Shows for the rest of the 2023 season have yet to be announced. Soulpepper said Tuesday programming for the year will be divided into four distinct “acts.” Following the first four shows, the company’s summer slate will include a mainstage production and a series of pieces “that will bring music to the alleys of the Distillery Historic District.” The fall programming will be headlined by Her Words Festival, featuring world premieres by Canadian women playwrights. The year will close with a lineup of holiday-related programming.

Soulpepper also announced that each of the four productions programmed for the winter and spring of 2023 will include performances limited to 50 per cent capacity.
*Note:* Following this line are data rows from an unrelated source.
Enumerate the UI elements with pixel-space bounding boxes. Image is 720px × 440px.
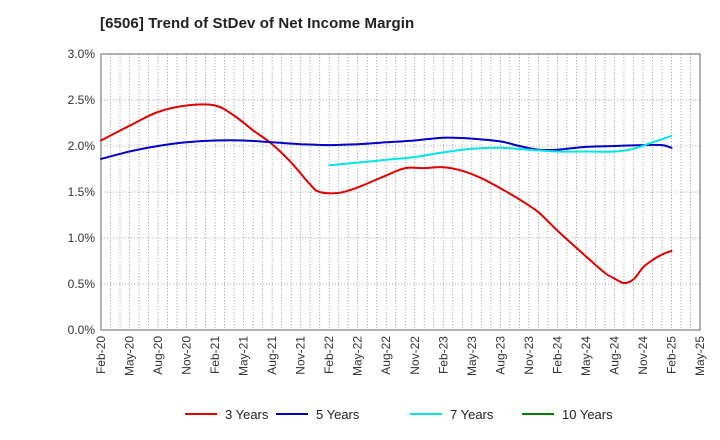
series-line-7-years [328, 134, 673, 167]
y-tick-label: 2.5% [68, 93, 96, 107]
series-line-3-years [100, 103, 673, 285]
y-tick-label: 0.0% [68, 323, 96, 337]
x-tick-label: May-24 [579, 336, 593, 376]
legend-label: 10 Years [562, 407, 613, 422]
x-tick-label: May-25 [693, 336, 707, 376]
x-tick-label: May-20 [123, 336, 137, 376]
x-tick-label: Feb-20 [94, 336, 108, 374]
y-tick-label: 1.5% [68, 185, 96, 199]
x-tick-label: Nov-24 [636, 336, 650, 375]
x-tick-label: May-21 [237, 336, 251, 376]
x-tick-label: Aug-24 [607, 336, 621, 375]
x-tick-label: Feb-24 [550, 336, 564, 374]
x-tick-label: Nov-20 [180, 336, 194, 375]
series-line-5-years [100, 136, 673, 160]
plot-area [100, 53, 701, 331]
x-tick-label: May-22 [351, 336, 365, 376]
x-tick-label: Aug-20 [151, 336, 165, 375]
x-tick-label: Nov-23 [522, 336, 536, 375]
legend-label: 7 Years [450, 407, 494, 422]
x-tick-label: May-23 [465, 336, 479, 376]
y-tick-label: 2.0% [68, 139, 96, 153]
x-tick-label: Nov-22 [408, 336, 422, 375]
x-tick-label: Aug-21 [265, 336, 279, 375]
y-tick-label: 0.5% [68, 277, 96, 291]
chart-title: [6506] Trend of StDev of Net Income Marg… [100, 15, 415, 32]
x-tick-label: Aug-23 [493, 336, 507, 375]
legend-label: 5 Years [316, 407, 360, 422]
x-tick-label: Feb-23 [436, 336, 450, 374]
legend-label: 3 Years [225, 407, 269, 422]
x-tick-label: Feb-25 [664, 336, 678, 374]
x-tick-label: Nov-21 [294, 336, 308, 375]
y-tick-label: 1.0% [68, 231, 96, 245]
x-tick-label: Feb-22 [322, 336, 336, 374]
x-tick-label: Feb-21 [208, 336, 222, 374]
x-tick-label: Aug-22 [379, 336, 393, 375]
y-tick-label: 3.0% [68, 47, 96, 61]
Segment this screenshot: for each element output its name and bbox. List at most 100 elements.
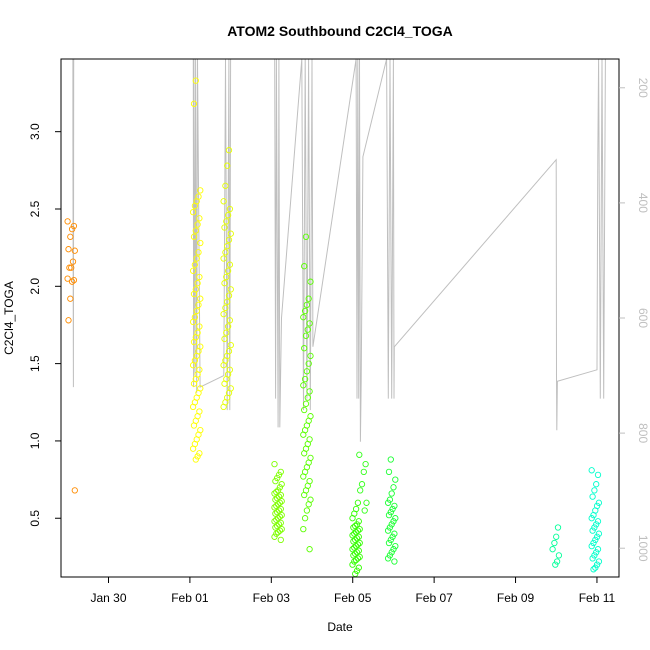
data-point [190, 338, 198, 346]
data-point [189, 403, 197, 411]
right-axis: 200 400 600 800 1000 [619, 78, 650, 562]
data-point [392, 515, 399, 522]
data-point [278, 481, 285, 488]
y-tick-label: 0.5 [28, 510, 42, 527]
data-point [221, 280, 228, 287]
data-point [388, 490, 395, 497]
data-point [223, 218, 230, 225]
data-point [387, 456, 394, 463]
data-point [196, 450, 203, 457]
data-point [360, 468, 367, 476]
data-point [302, 400, 310, 407]
data-point [593, 481, 600, 488]
data-point [271, 490, 278, 497]
data-point [273, 516, 280, 523]
data-point [301, 450, 308, 457]
data-point [385, 511, 393, 519]
points-layer [64, 77, 603, 578]
data-point [392, 542, 399, 550]
data-point [276, 513, 284, 520]
data-point [189, 362, 197, 369]
data-point [64, 218, 71, 225]
data-point [551, 539, 558, 547]
data-point [390, 546, 397, 553]
data-point [387, 536, 394, 544]
y-tick-label: 1.0 [28, 432, 42, 449]
data-point [64, 275, 71, 282]
data-point [356, 553, 363, 561]
data-point [352, 536, 359, 544]
data-point [190, 380, 198, 387]
data-point [273, 502, 280, 510]
data-point [224, 298, 231, 305]
y-tick-label: 3.0 [28, 123, 42, 140]
data-point [67, 233, 74, 240]
data-point [355, 547, 362, 554]
data-point [302, 233, 310, 240]
data-point [274, 515, 282, 522]
data-point [384, 555, 392, 562]
data-point [593, 561, 601, 568]
data-point [590, 539, 597, 547]
data-point [386, 496, 394, 503]
data-point [275, 493, 283, 500]
data-point [220, 198, 227, 205]
data-point [274, 529, 282, 536]
chart-title: ATOM2 Southbound C2Cl4_TOGA [227, 23, 453, 39]
right-tick-label: 400 [636, 193, 650, 213]
data-point [66, 264, 73, 271]
data-point [301, 345, 308, 352]
data-point [274, 474, 281, 482]
data-point [593, 533, 601, 540]
data-point [390, 518, 397, 525]
data-point [386, 524, 394, 531]
data-point [389, 533, 396, 540]
data-point [190, 100, 198, 107]
data-point [223, 273, 230, 281]
data-point [361, 507, 368, 514]
data-point [388, 549, 395, 556]
data-point [273, 530, 280, 537]
data-point [588, 515, 595, 522]
data-point [352, 522, 359, 530]
data-point [354, 527, 362, 534]
data-point [385, 539, 393, 547]
data-point [388, 521, 395, 528]
data-point [352, 529, 360, 536]
data-point [302, 332, 310, 339]
data-point [68, 225, 76, 233]
data-point [224, 212, 232, 219]
y-tick-label: 2.0 [28, 278, 42, 295]
data-point [384, 527, 392, 534]
data-point [553, 558, 561, 565]
data-point [189, 208, 197, 216]
data-point [357, 487, 364, 494]
data-point [595, 530, 603, 537]
x-tick-label: Jan 30 [90, 591, 126, 605]
data-point [190, 422, 198, 429]
data-point [272, 477, 279, 485]
data-point [227, 286, 234, 293]
data-point [305, 295, 312, 302]
data-point [274, 522, 281, 530]
data-point [391, 530, 398, 537]
data-point [355, 518, 362, 525]
data-point [196, 323, 203, 330]
plot-frame [60, 58, 620, 578]
data-point [592, 536, 599, 544]
data-point [555, 552, 563, 559]
data-point [356, 539, 363, 547]
data-point [192, 456, 199, 463]
x-axis-label: Date [327, 620, 353, 634]
data-point [304, 326, 311, 333]
data-point [278, 525, 285, 533]
data-point [221, 335, 228, 343]
x-tick-label: Feb 07 [415, 591, 453, 605]
data-point [196, 215, 203, 222]
data-point [70, 222, 78, 230]
data-point [193, 255, 200, 262]
secondary-line-layer [72, 58, 606, 442]
x-axis: Jan 30 Feb 01 Feb 03 Feb 05 Feb 07 Feb 09 Feb … [90, 577, 616, 605]
data-point [593, 521, 600, 528]
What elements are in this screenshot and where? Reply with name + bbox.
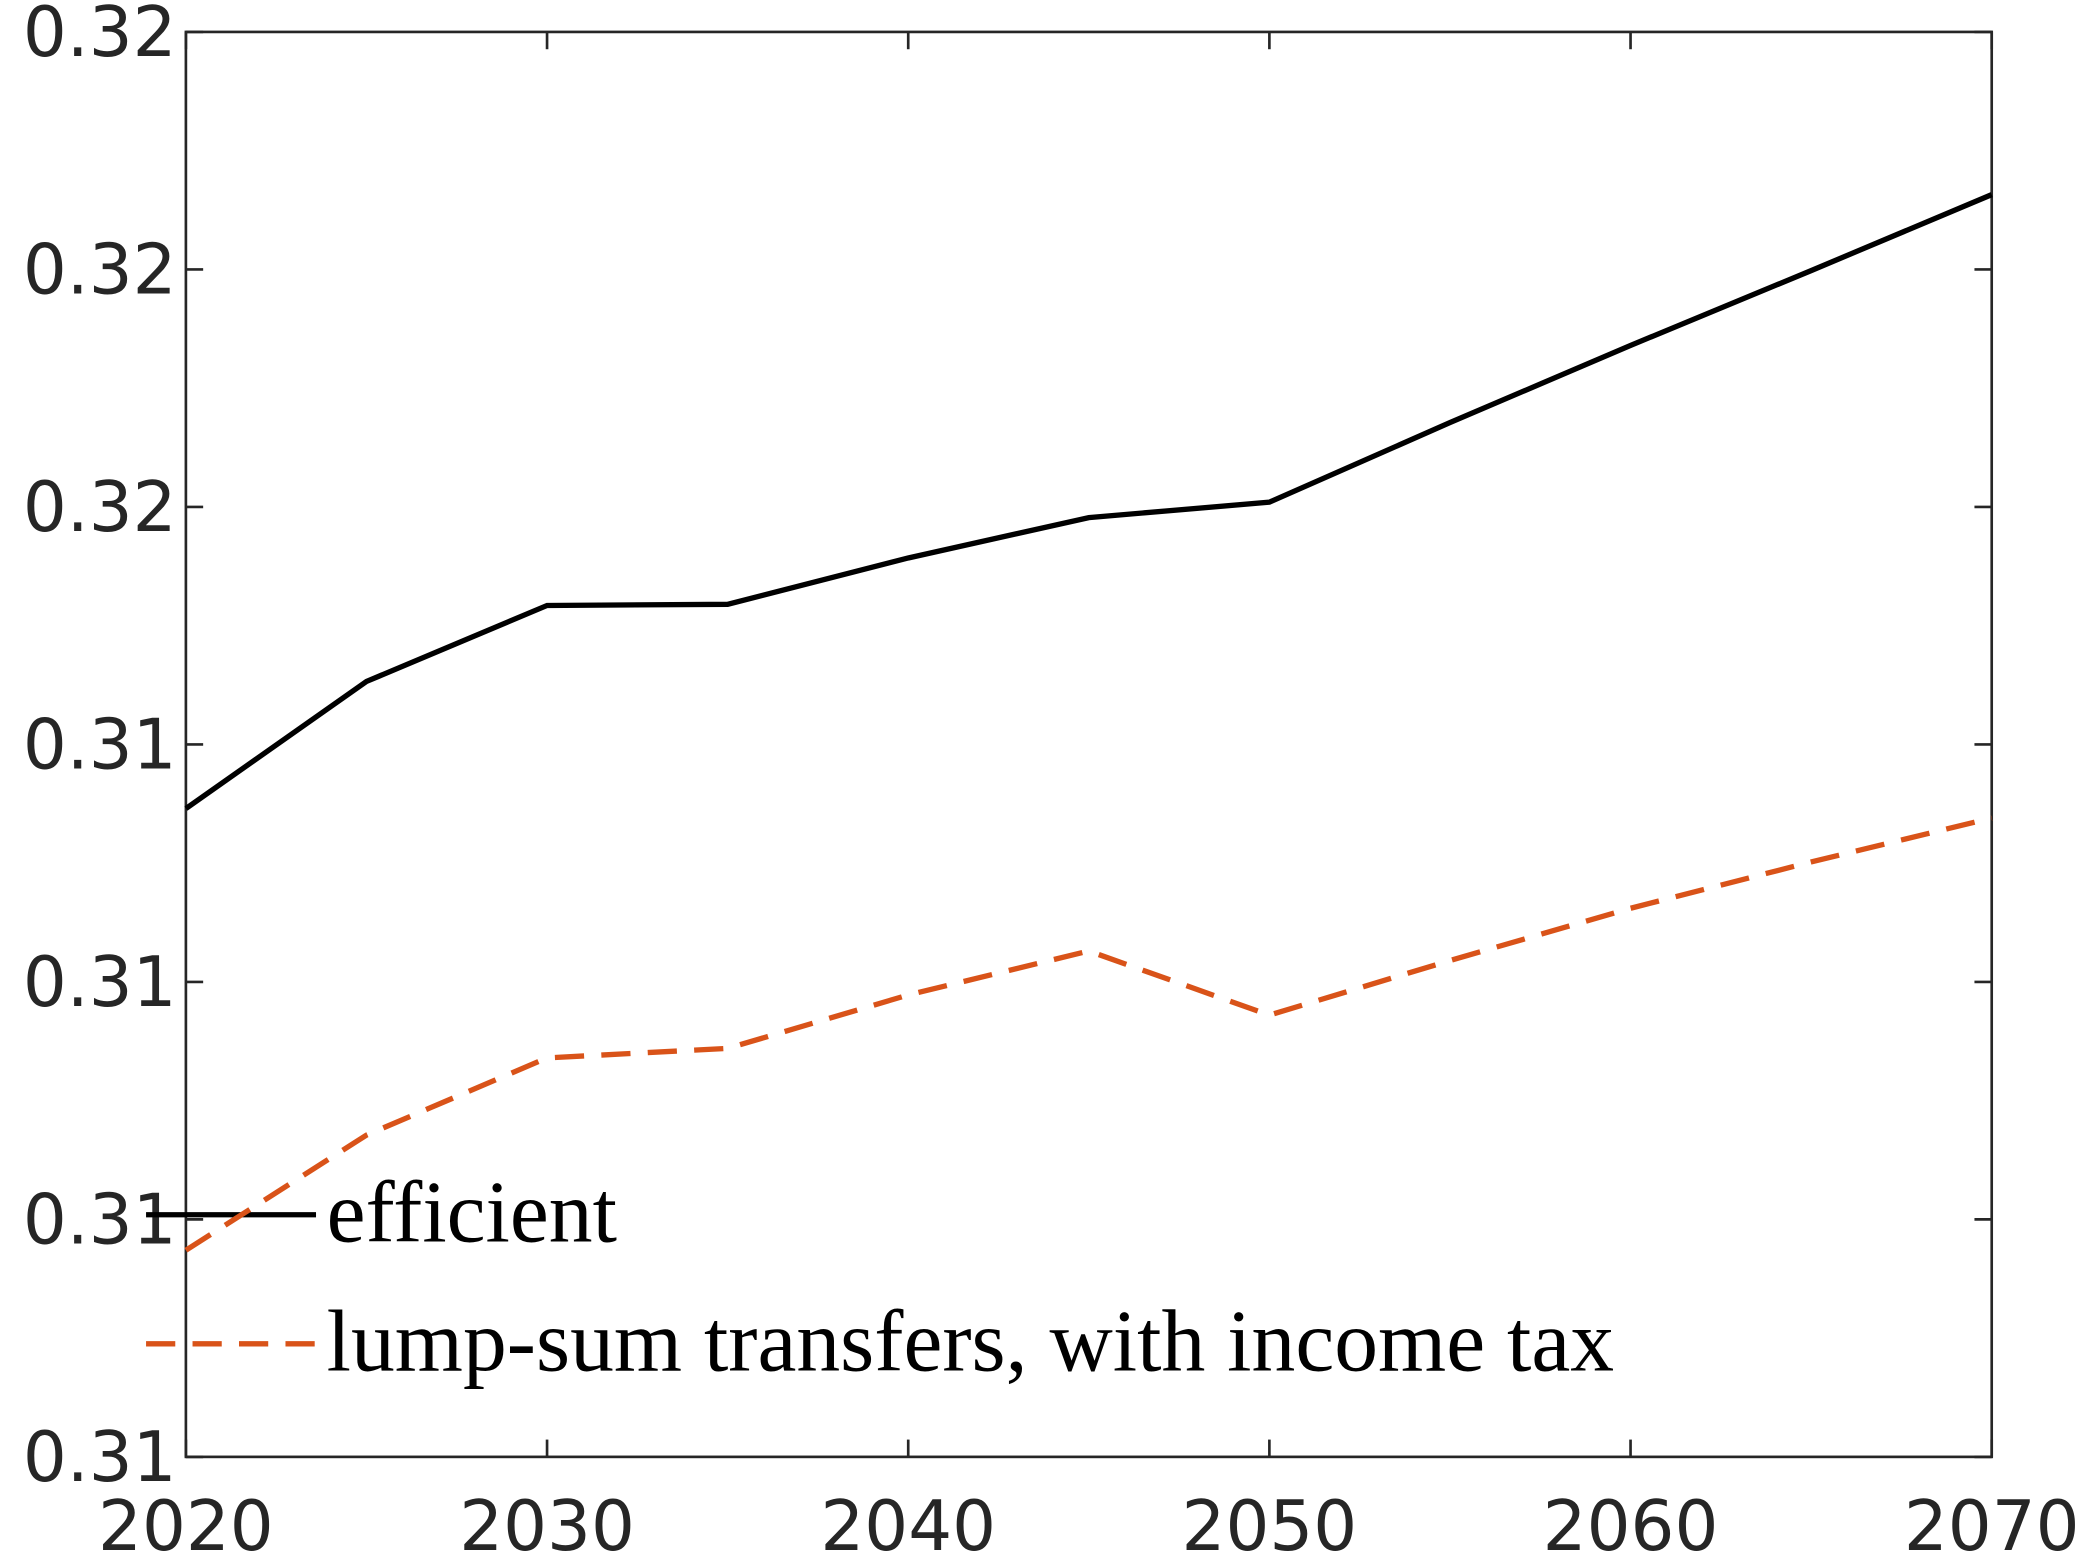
y-tick-label: 0.32	[23, 468, 177, 548]
x-tick-label: 2030	[459, 1487, 635, 1554]
y-tick-label: 0.31	[23, 943, 177, 1023]
x-tick-label: 2070	[1904, 1487, 2080, 1554]
x-tick-label: 2060	[1543, 1487, 1719, 1554]
y-tick-label: 0.31	[23, 1180, 177, 1260]
series-line	[184, 815, 1993, 1253]
y-tick-label: 0.31	[23, 705, 177, 785]
y-tick-label: 0.31	[23, 1418, 177, 1498]
x-tick-label: 2020	[98, 1487, 274, 1554]
series-line	[184, 192, 1993, 811]
y-tick-label: 0.32	[23, 0, 177, 73]
legend-label: efficient	[327, 1163, 617, 1260]
y-tick-label: 0.32	[23, 230, 177, 310]
legend-label: lump-sum transfers, with income tax	[327, 1292, 1614, 1389]
x-tick-label: 2040	[820, 1487, 996, 1554]
plot-frame	[184, 30, 1994, 1459]
x-tick-label: 2050	[1182, 1487, 1358, 1554]
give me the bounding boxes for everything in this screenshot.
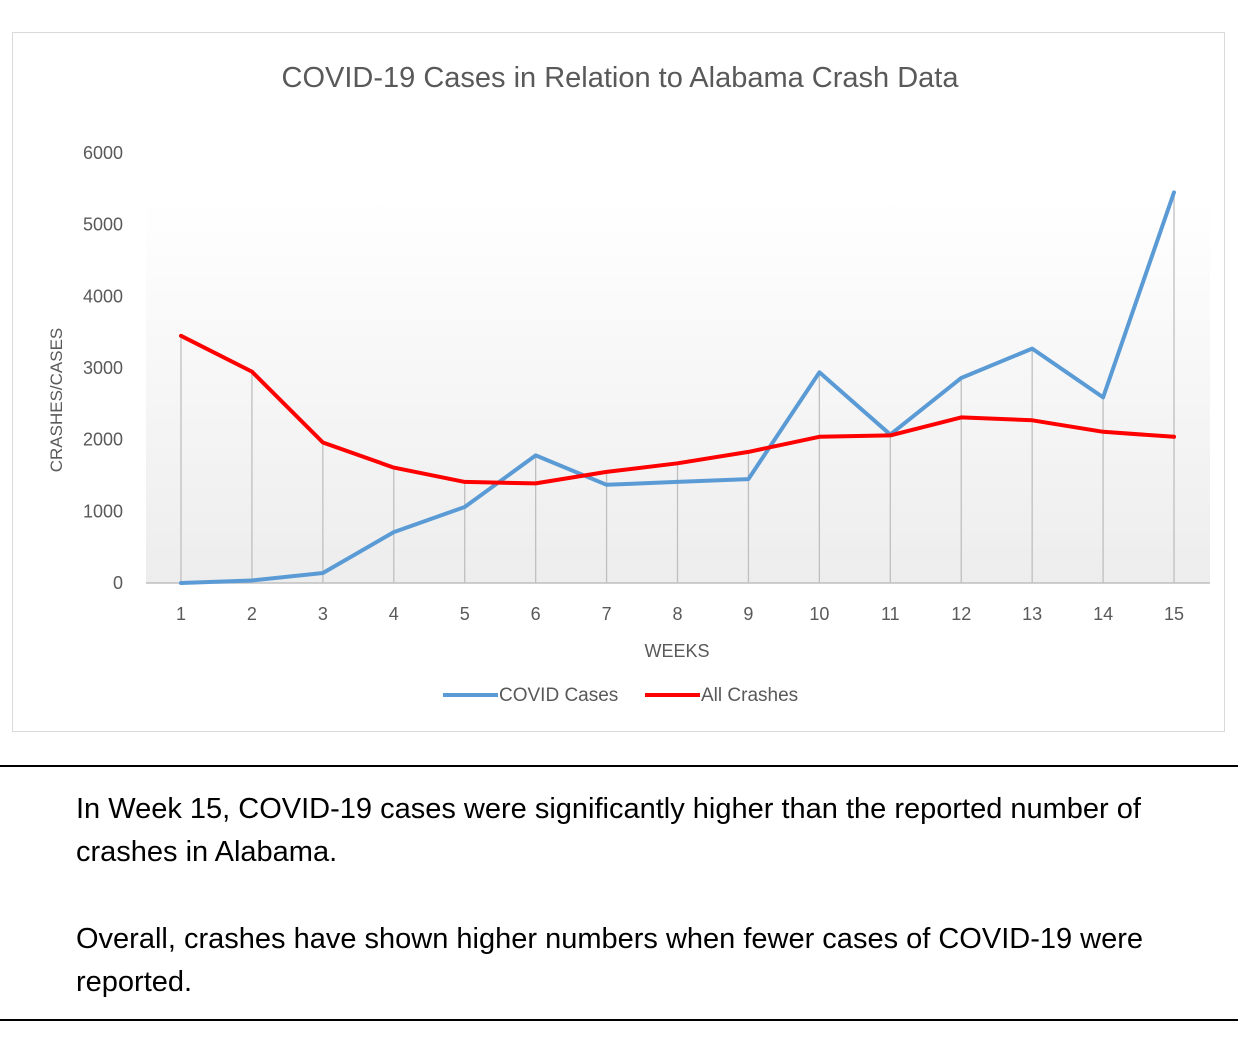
series-line-covid-cases [179, 190, 1176, 585]
y-tick-label: 5000 [83, 215, 123, 235]
note-paragraph-1: In Week 15, COVID-19 cases were signific… [76, 793, 1141, 868]
y-axis-ticks: 0 1000 2000 3000 4000 5000 6000 [83, 143, 123, 593]
x-tick-label: 4 [389, 604, 399, 624]
x-tick-label: 11 [881, 604, 900, 624]
bottom-divider [0, 1019, 1238, 1021]
legend: COVID Cases All Crashes [443, 685, 798, 706]
series-line-all-crashes [179, 333, 1176, 486]
x-tick-label: 2 [247, 604, 257, 624]
x-tick-label: 10 [809, 604, 829, 624]
note-paragraph-2: Overall, crashes have shown higher numbe… [76, 923, 1144, 998]
chart-title: COVID-19 Cases in Relation to Alabama Cr… [282, 62, 960, 94]
x-tick-label: 8 [673, 604, 683, 624]
y-tick-label: 1000 [83, 501, 123, 521]
x-tick-label: 15 [1164, 604, 1184, 624]
x-tick-label: 3 [318, 604, 328, 624]
x-tick-label: 9 [743, 604, 753, 624]
chart-frame: COVID-19 Cases in Relation to Alabama Cr… [12, 32, 1225, 732]
legend-label-all-crashes: All Crashes [701, 685, 798, 706]
x-axis-ticks: 1 2 3 4 5 6 7 8 9 10 11 12 13 14 15 [176, 604, 1184, 624]
legend-label-covid-cases: COVID Cases [499, 685, 618, 706]
x-tick-label: 1 [176, 604, 186, 624]
x-tick-label: 12 [951, 604, 971, 624]
y-tick-label: 4000 [83, 286, 123, 306]
y-tick-label: 2000 [83, 430, 123, 450]
x-tick-label: 5 [460, 604, 470, 624]
y-tick-label: 0 [113, 573, 123, 593]
x-tick-label: 14 [1093, 604, 1113, 624]
x-axis-label: WEEKS [644, 641, 709, 661]
series-lines [179, 190, 1176, 585]
y-tick-label: 3000 [83, 358, 123, 378]
line-chart: COVID-19 Cases in Relation to Alabama Cr… [47, 62, 1210, 706]
x-tick-label: 13 [1022, 604, 1042, 624]
x-tick-label: 7 [602, 604, 612, 624]
y-tick-label: 6000 [83, 143, 123, 163]
y-axis-label: CRASHES/CASES [47, 328, 66, 473]
top-divider [0, 765, 1238, 767]
x-tick-label: 6 [531, 604, 541, 624]
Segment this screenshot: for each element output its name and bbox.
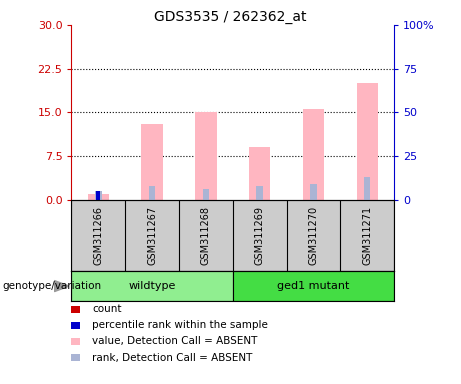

The company is also introducing pay-what-you-choose pricing for all Tuesday mainstage performances. As well, Soulpepper will expand its Sun Life Financial Free 25 & Under program next season to allow patrons 25 and under to book free tickets in advance.

Soulpepper’s current season continues through December with three productions. “The Golden Record,” a concert inspired by the Voyager space program’s Golden Record, concludes its run Sunday. Next month, the company will host Bad Hats Theatre’s contemporary adaptation of “Alice in Wonderland” and revive the acclaimed production of “’Da Kink in My Hair,” directed by Mengesha.

Single tickets for next season’s three plays are now on sale. Performance dates for “Billie, Sarah and Ella: Revolutionary Women of Jazz” will be announced at a later date and tickets for the concert are not currently on sale.